Bonjour tout le monde, vous le savez, malgré notre dossier sérieux et la ferveur populaire, le Média n'a pas été sélectionné par l'Arcom pour être diffusé sur la TNT. Mais nous ne lâchons pas le combat et nous nous engageons à un recours après le renouvellement de CNews. 6 chaînes sur 15 au groupe Bolloré ou encore l'arrivée de Réel TV, chaîne du milliardaire Kretinsky, nous exigeons une répartition plus équitable et plus démocratique des fréquences TNT. Signez et partagez notre grande pétition sur tnt.lemediatv.fr. Vous rêvez d'une autre info sur la TNT, nous aussi. Pour nous, on est ravis de vous retrouver pour ce nouvel épisode de l'Instant Porché.

À l'heure où l'on est assommé par les discours de toutes parts, il est bon de se poser, faire le tri et décrypter. Bonjour Thomas. Salut Lisa. Avec toi aujourd'hui au programme, les vacances, ça ne concerne pas tout le monde et la politique économique de Macron dans laquelle il s'entête malgré les résultats négatifs concrets pour les Français. C'est parti. Début du mois d'août, ciel bleu, enfin ça, ça dépend. Tout cela ferait presque oublier le bilan de Macron dans lequel il s'entête encore et toujours plus. Commençons par un exemple.

Malgré les reportages qui se multiplient sur les départs en vacances, c'est finalement seulement 60% des Français qui font leur valise une fois par an, selon l'Observatoire des inégalités. Le taux de départ en vacances monte à 76% chez les plus aisés, mais il est seulement de 42% pour les plus modestes, donc aux revenus inférieurs à 1 285 euros par mois. Le taux des plus pauvres retrouve le début des années 2000. L'Observatoire explique que les catégories supérieures partent plus car elles gagnent plus, mais aussi parce qu'il y a toute une socialisation autour des vacances.

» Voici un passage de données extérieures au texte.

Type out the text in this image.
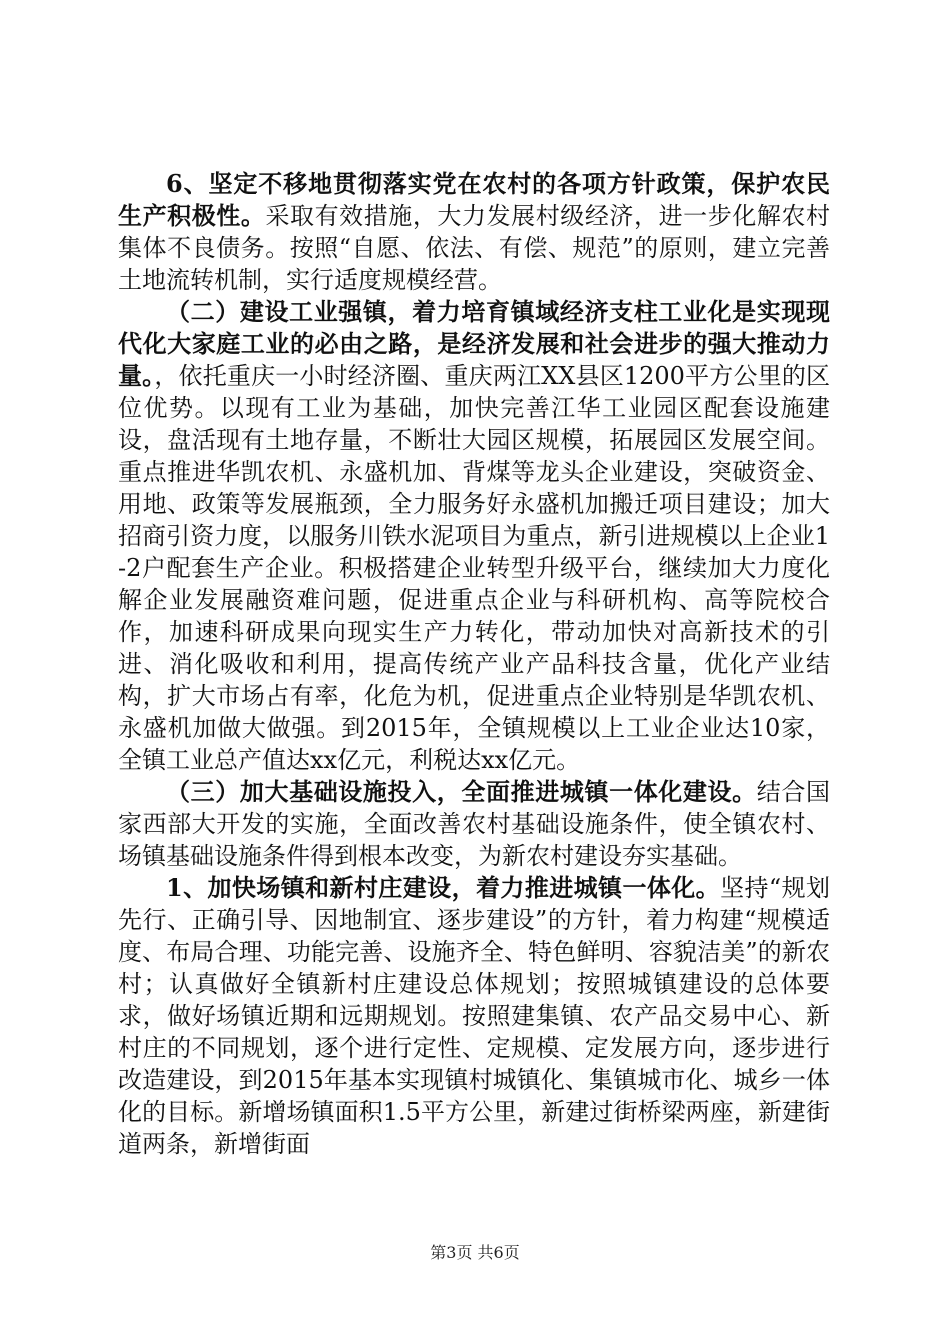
6、坚定不移地贯彻落实党在农村的各项方针政策，保护农民生产积极性。采取有效措施，大力发展村级经济，进一步化解农村集体不良债务。按照“自愿、依法、有偿、规范”的原则，建立完善土地流转机制，实行适度规模经营。

（二）建设工业强镇，着力培育镇域经济支柱工业化是实现现代化大家庭工业的必由之路，是经济发展和社会进步的强大推动力量。，依托重庆一小时经济圈、重庆两江XX县区1200平方公里的区位优势。以现有工业为基础，加快完善江华工业园区配套设施建设，盘活现有土地存量，不断壮大园区规模，拓展园区发展空间。重点推进华凯农机、永盛机加、背煤等龙头企业建设，突破资金、用地、政策等发展瓶颈，全力服务好永盛机加搬迁项目建设；加大招商引资力度，以服务川铁水泥项目为重点，新引进规模以上企业1-2户配套生产企业。积极搭建企业转型升级平台，继续加大力度化解企业发展融资难问题，促进重点企业与科研机构、高等院校合作，加速科研成果向现实生产力转化，带动加快对高新技术的引进、消化吸收和利用，提高传统产业产品科技含量，优化产业结构，扩大市场占有率，化危为机，促进重点企业特别是华凯农机、永盛机加做大做强。到2015年，全镇规模以上工业企业达10家，全镇工业总产值达xx亿元，利税达xx亿元。

（三）加大基础设施投入，全面推进城镇一体化建设。结合国家西部大开发的实施，全面改善农村基础设施条件，使全镇农村、场镇基础设施条件得到根本改变，为新农村建设夯实基础。

1、加快场镇和新村庄建设，着力推进城镇一体化。坚持“规划先行、正确引导、因地制宜、逐步建设”的方针，着力构建“规模适度、布局合理、功能完善、设施齐全、特色鲜明、容貌洁美”的新农村；认真做好全镇新村庄建设总体规划；按照城镇建设的总体要求，做好场镇近期和远期规划。按照建集镇、农产品交易中心、新村庄的不同规划，逐个进行定性、定规模、定发展方向，逐步进行改造建设，到2015年基本实现镇村城镇化、集镇城市化、城乡一体化的目标。新增场镇面积1.5平方公里，新建过街桥梁两座，新建街道两条，新增街面

第3页 共6页
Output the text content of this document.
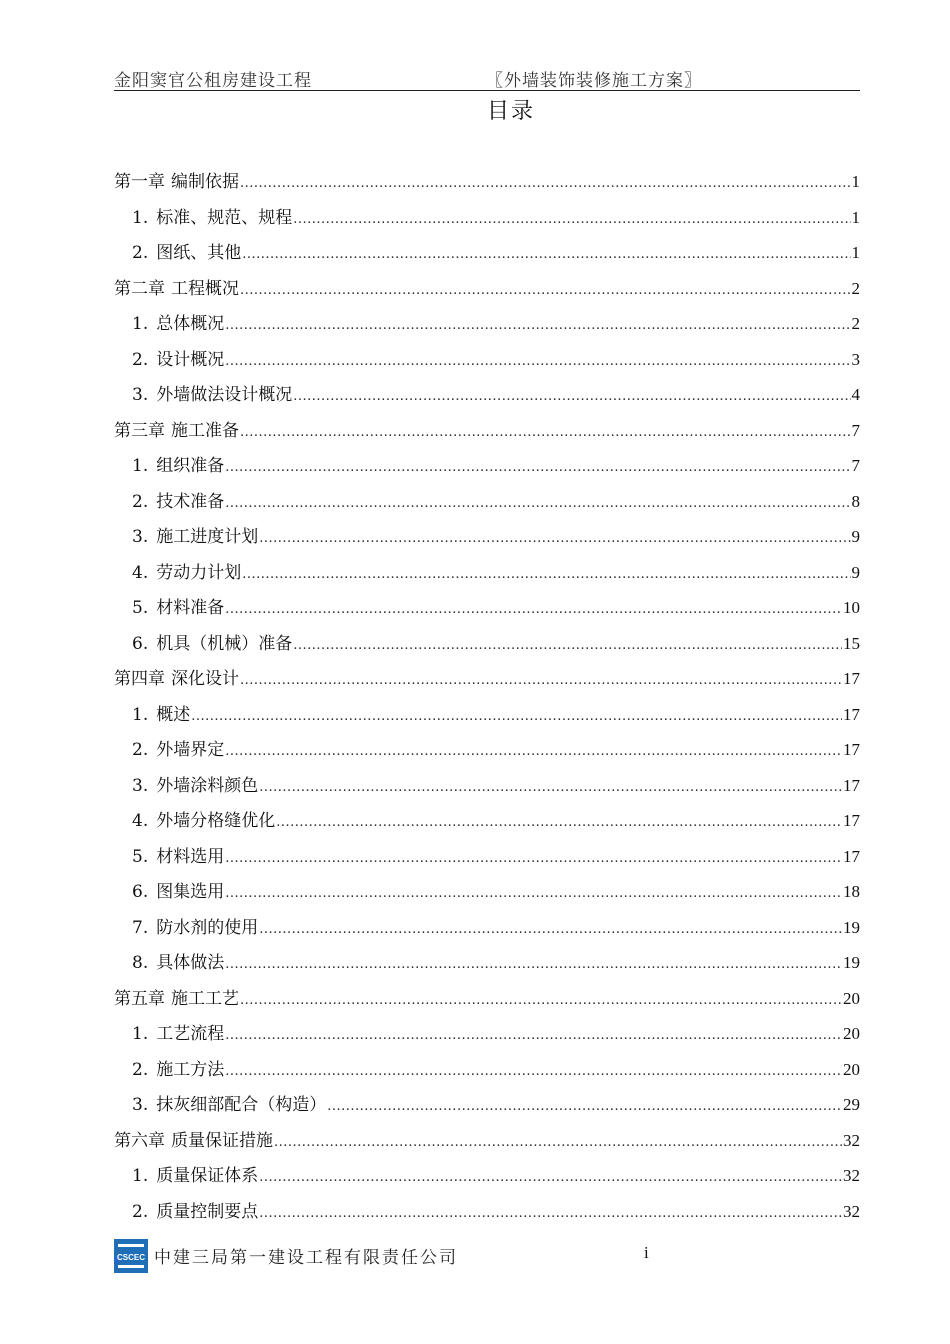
金阳窦官公租房建设工程	〖外墙装饰装修施工方案〗
目录
第一章 编制依据 .....	1
1. 标准、规范、规程 .....	1
2. 图纸、其他 .....	1
第二章 工程概况 .....	2
1. 总体概况 .....	2
2. 设计概况 .....	3
3. 外墙做法设计概况 .....	4
第三章 施工准备 .....	7
1. 组织准备 .....	7
2. 技术准备 .....	8
3. 施工进度计划 .....	9
4. 劳动力计划 .....	9
5. 材料准备 .....	10
6. 机具（机械）准备 .....	15
第四章 深化设计 .....	17
1. 概述 .....	17
2. 外墙界定 .....	17
3. 外墙涂料颜色 .....	17
4. 外墙分格缝优化 .....	17
5. 材料选用 .....	17
6. 图集选用 .....	18
7. 防水剂的使用 .....	19
8. 具体做法 .....	19
第五章 施工工艺 .....	20
1. 工艺流程 .....	20
2. 施工方法 .....	20
3. 抹灰细部配合（构造） .....	29
第六章 质量保证措施 .....	32
1. 质量保证体系 .....	32
2. 质量控制要点 .....	32
CSCEC 中建三局第一建设工程有限责任公司	i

Ça fait partie du mode de vie, et ce souvent depuis l'enfance, entre l'habitude mais aussi les réseaux qui font qu'on peut aller dans les résidences secondaires. Thomas, je le disais, on retombe à un niveau des années 2000 pour les plus modestes qui partent en vacances. Qu'est-ce que ça veut dire pour toi ? Comment tu l'analyses un peu ? On voit très bien que les fruits de la croissance, de la création de richesses, n'ont pas été partagés de manière équitable. Ils ont été captés par une infime partie de la population, qui elle peut se faire toujours plaisir en allant toujours plus loin, dans des conditions toujours plus idylliques.

Et puis il y a une partie de la population qui elle, régresse et revient à un niveau 24 ans de pauvreté qui va dans celui d'il y a 24 ans. Et donc il y a une forme de régression. Et c'est l'inverse de ce que devrait être l'évolution d'un pays. Quand je vois aujourd'hui qu'on est revenu aux années 2000 pour ces gens-là, ou par exemple que les Grecs sont plus pauvres qu'il y a 20 ans, et bien là vous vous dites que c'est quelque chose qui ne va pas dans le sens normalement de l'évolution économique. Parce qu'il y a eu en 24 ans de la croissance. Et cette croissance, cette création de richesses, elle a été mal partagée. Et c'est ça le constat en fait de ces chiffres-là.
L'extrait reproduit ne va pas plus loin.